The desire to perform well doesn’t make you a perfectionist.
But if you find yourself engaging in the following, it might indicate you’re on the perfectionistic side.
a) you are hypercritical of any mistakes you (or maybe others) make
b) you feel like you have to always get things right the first time
c) anything you do, you must do well
d) even if you do well, you never give yourself any credit
e) if you are going to do a task it should be ‘perfect’ or don’t bother
f) you find individual tasks consuming all your attention to the detriment of other tasks
Keep in mind, it might not be your studies where your perfectionism lies. Perfectionism can be connected to any aspect of life: work, study, house, close relationships, organising, eating/weight/shape, grooming/personal hygiene, sport, health/fitness
Are there any clues in this module for how to address it?
This module doesn’t deal at all with how to address perfectionism, but a couple of ideas came to mind as I was reading it.
The first idea was to set smaller and more achievable goals that seek to provide a small incremental improvement over previous performance. So if you got 70% for an assignment, try to get 75% for the next assignment. Get yourself used to setting reasonable goals.
The second idea was to invest time and effort into activities other than the one around which your perfectionism manifests. So if you tend to be perfectionistic in relation to your studies, then start investing time in a new hobby or interest. My guess is this will feel weird at first but it counteracts the tendency for perfectionism to shrink your world.

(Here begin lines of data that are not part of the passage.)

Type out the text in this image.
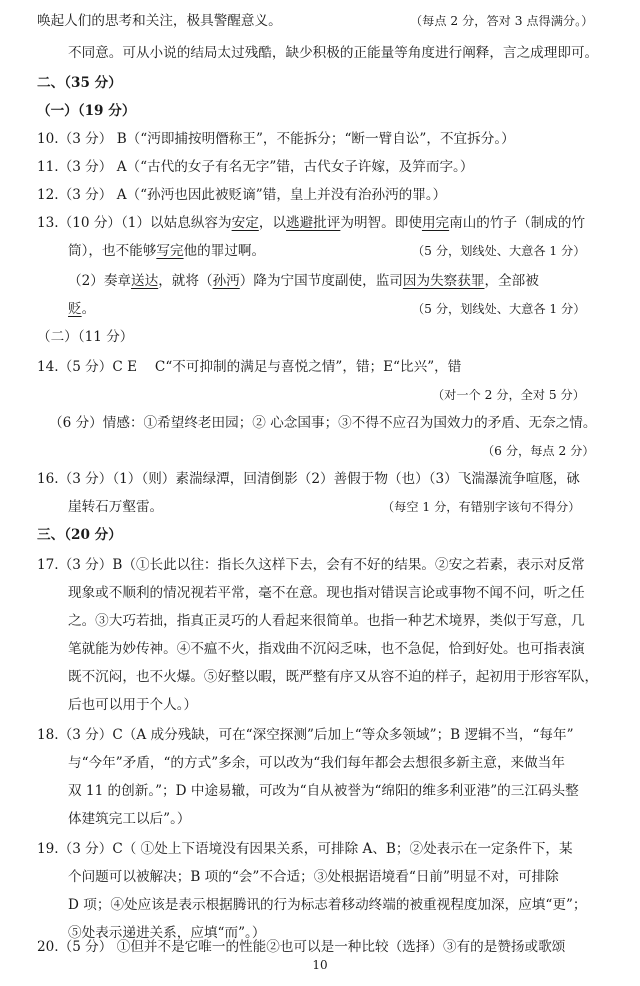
唤起人们的思考和关注，极具警醒意义。	（每点 2 分，答对 3 点得满分。）
不同意。可从小说的结局太过残酷，缺少积极的正能量等角度进行阐释，言之成理即可。
二、（35 分）
（一）（19 分）
10.（3 分） B（“沔即捕按明僭称王”，不能拆分；“断一臂自讼”，不宜拆分。）
11.（3 分） A（“古代的女子有名无字”错，古代女子许嫁，及笄而字。）
12.（3 分） A（“孙沔也因此被贬谪”错，皇上并没有治孙沔的罪。）
13.（10 分）（1）以姑息纵容为安定，以逃避批评为明智。即使用完南山的竹子（制成的竹
筒），也不能够写完他的罪过啊。	（5 分，划线处、大意各 1 分）
（2）奏章送达，就将（孙沔）降为宁国节度副使，监司因为失察获罪，全部被
贬。	（5 分，划线处、大意各 1 分）
（二）（11 分）
14.（5 分）C E　 C“不可抑制的满足与喜悦之情”，错；E“比兴”，错
（对一个 2 分，全对 5 分）
（6 分）情感：①希望终老田园；② 心念国事；③不得不应召为国效力的矛盾、无奈之情。
（6 分，每点 2 分）
16.（3 分）（1）（则）素湍绿潭，回清倒影（2）善假于物（也）（3）飞湍瀑流争喧豗，砯
崖转石万壑雷。	（每空 1 分，有错别字该句不得分）
三、（20 分）
17.（3 分）B（①长此以往：指长久这样下去，会有不好的结果。②安之若素，表示对反常
现象或不顺利的情况视若平常，毫不在意。现也指对错误言论或事物不闻不问，听之任
之。③大巧若拙，指真正灵巧的人看起来很简单。也指一种艺术境界，类似于写意，几
笔就能为妙传神。④不瘟不火，指戏曲不沉闷乏味，也不急促，恰到好处。也可指表演
既不沉闷，也不火爆。⑤好整以暇，既严整有序又从容不迫的样子，起初用于形容军队，
后也可以用于个人。）
18.（3 分）C（A 成分残缺，可在“深空探测”后加上“等众多领域”；B 逻辑不当，“每年”
与“今年”矛盾，“的方式”多余，可以改为“我们每年都会去想很多新主意，来做当年
双 11 的创新。”；D 中途易辙，可改为“自从被誉为“绵阳的维多利亚港”的三江码头整
体建筑完工以后”。）
19.（3 分）C（ ①处上下语境没有因果关系，可排除 A、B；②处表示在一定条件下，某
个问题可以被解决；B 项的“会”不合适；③处根据语境看“日前”明显不对，可排除
D 项；④处应该是表示根据腾讯的行为标志着移动终端的被重视程度加深，应填“更”；
⑤处表示递进关系，应填“而”。）
20.（5 分） ①但并不是它唯一的性能②也可以是一种比较（选择）③有的是赞扬或歌颂
10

The third idea was to pick something that you suck at as a hobby. Give yourself permission to, and the experience of being bad at something but still finding enjoyment in it.
Inherent in all 3 ideas is that you might have to practice approaching tasks in a different way to how you have been. If a sports player needs to adjust their technique, they practice the new technique until their old one starts to disappear. You have to lay down a new pattern of behaviour when it comes to achievement.